The year was 1965 and the Art Perko Orchestra was roasting some "Peanuts on the Cleveland
pop radio scene. The 45 rmp record exemplified the band's versatility. Not only could
the Perko Orchestra play polkas and waltzes but the group was in tune with the times.
Featuring Art Perko (accordion), Bill Tomsick (sax), Mike Dragas (bass), Ray Sterle
(drums) and Al Markic (banjo), "Peanuts" landed at number 13 on the KYW Radio 1100
- Sound 11 Survey for the week beginning April 23. It climbed to ninth the following
week when the survey's top single was "A Ticket to Ride" by the Beatles and "Help
Me Rhonda" by the Beach Boys held the 11th spot. Perko's version of "Peanuts" enjoyed
a six-week run on the Sound 11 Survey. The song also cracked the top 10 on the WHK
1420 pop survey chart. The Perko Orchestra cut "Peanuts" at Cleveland Recording Studios
and released the song on the Taurus label. Dragas, who was working for Atlantic Records
at the time, heard a master tape of "Peanuts" by the Sunglows from Texas on World
Artist Records while on a business trip to Pittsburgh in late March of 1965.

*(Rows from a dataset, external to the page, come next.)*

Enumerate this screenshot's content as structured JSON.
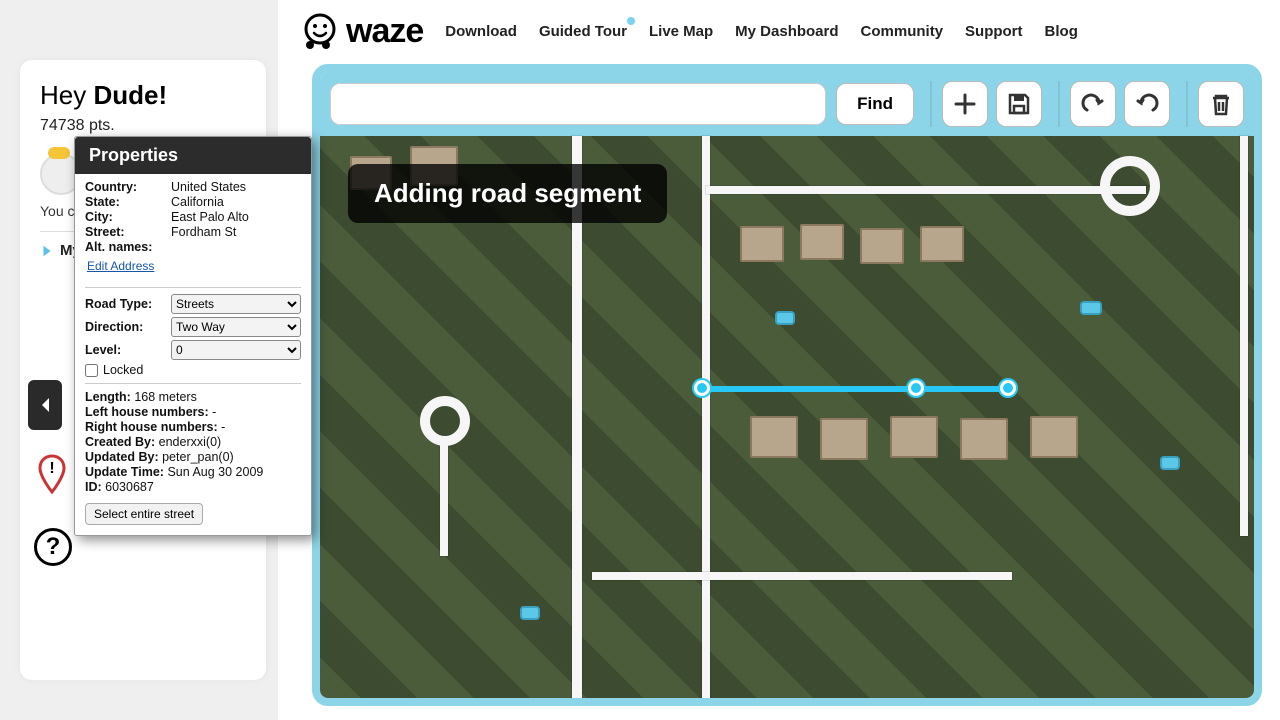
{
  "sidebar": {
    "greeting_prefix": "Hey ",
    "greeting_name": "Dude!",
    "points": "74738 pts.",
    "hint": "You ca\nroads y",
    "my_places": "My Pl"
  },
  "nav": {
    "brand": "waze",
    "items": [
      "Download",
      "Guided Tour",
      "Live Map",
      "My Dashboard",
      "Community",
      "Support",
      "Blog"
    ]
  },
  "toolbar": {
    "search_placeholder": "",
    "find_label": "Find"
  },
  "overlay": {
    "title": "Adding road segment"
  },
  "properties": {
    "title": "Properties",
    "address": {
      "country_label": "Country:",
      "country": "United States",
      "state_label": "State:",
      "state": "California",
      "city_label": "City:",
      "city": "East Palo Alto",
      "street_label": "Street:",
      "street": "Fordham St",
      "alt_label": "Alt. names:",
      "alt": "",
      "edit_link": "Edit Address"
    },
    "road": {
      "road_type_label": "Road Type:",
      "road_type": "Streets",
      "direction_label": "Direction:",
      "direction": "Two Way",
      "level_label": "Level:",
      "level": "0",
      "locked_label": "Locked"
    },
    "meta": {
      "length_label": "Length:",
      "length": "168 meters",
      "left_label": "Left house numbers:",
      "left": "-",
      "right_label": "Right house numbers:",
      "right": "-",
      "created_by_label": "Created By:",
      "created_by": "enderxxi(0)",
      "updated_by_label": "Updated By:",
      "updated_by": "peter_pan(0)",
      "update_time_label": "Update Time:",
      "update_time": "Sun Aug 30 2009",
      "id_label": "ID:",
      "id": "6030687",
      "select_street": "Select entire street"
    }
  }
}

"I was in the music business and had an ear for music . I knew the song was going
to be a hit and wanted to cover it," Dragas said. "A few days later we were rehearsing
the song in Perko's basement and two days later cut it. Within two weeks, thanks
to Ron Schager, the single was released to the public. I knew we could pull it off."
Dragas had an inside conection at WHK and took the single to the radio station on
a Sunday afternoon. "They put it on the air and the phones lit up," Dragas recalled.
The Perko Orchestra was hitting on all cylinders. Roger DiBenedict (guitar/banjo)
replaced Markic shortly after the recording of "Peanuts." Two months later, the Perko
Orchestra recorded it's first album, Polka Hits, on the Taurus label. In addition
to "Peanuts," the album also featured "Magic Trumpets," "Perko's Polka" and "Gornik's
Polka." "Roger was the missing link." Tomsick said. "He really fit in with the rest
of us. The band's rhythm went from good to great." "We had the ingredients for the
cake and Roger was the yeast that made it rise," Dragas said. The Perko Orchestra
definitely had pizazz. "We were just having a good time," Dragas said. "We were the
new kids on the block and free wheeling. We played how we felt and let it all hang
out. The way we played together came naturally and that's what made the band so good."
The Perko Orchestra released 10 albums, two on the Taurus label, one on Rim Records
in 1969 and seven on World Renown Sound Records including a Reunited series of three
records in 1997. The Perko Orchestra was known for its peppy and progressive style.
The group was the first to add a piano keyboard giving popular music a sound of the
times. "It was difficult at first to win over some of the people because they weren't
used to hearing polkas played with this new and modern style," Dragas said. "The
tempo was a little faster with a touch of Polish and a pop music flair." The band
prided itself with "being tight" without changing rhythm and maintaining the upbeat
sound started at the outset of a tune. Tomsick arranged a lot of the group's music
intertwining new ideas from time to time. He also was the innovator of the two-sax
sound by overdubbing the harmony parts with the melody track which was unheard of
on a polka album at the time. In January of 1960, the band made its first appearance
on the "Polka Varieties" television show broadcast Sunday afternoons on WEWS, the
ABC affilate in Cleveland. The Perko Orchestra was one of the featured groups and
appeared on the show's last telecast live from Geauga Lake Park in September of 1985.
The Perko Orchestra also played on most of the Polka Varietes road shows. The Perko
Orchestra also appeared with Buck Owens, Dottie West, Gene Krupa, Bob Hope, Charlie
Pride, the Temptations and Roy Clark at the Ohio State Fair in Columbus. There was
no shortage of work for the band during a 15-year period when the group averaged
two weddings and up to three night club appearances. The original Perko Orchestra
was formed in 1956. Tomsick, Sterle and Dragas were the core but the group needed
an accordion player. Tomsick knew Perko since grade school and convinced Art to leave
his band to form a new one. The rest is history. Stability was a key to the success
of the Perko Orchestra which maintained the same personnel for 32 years.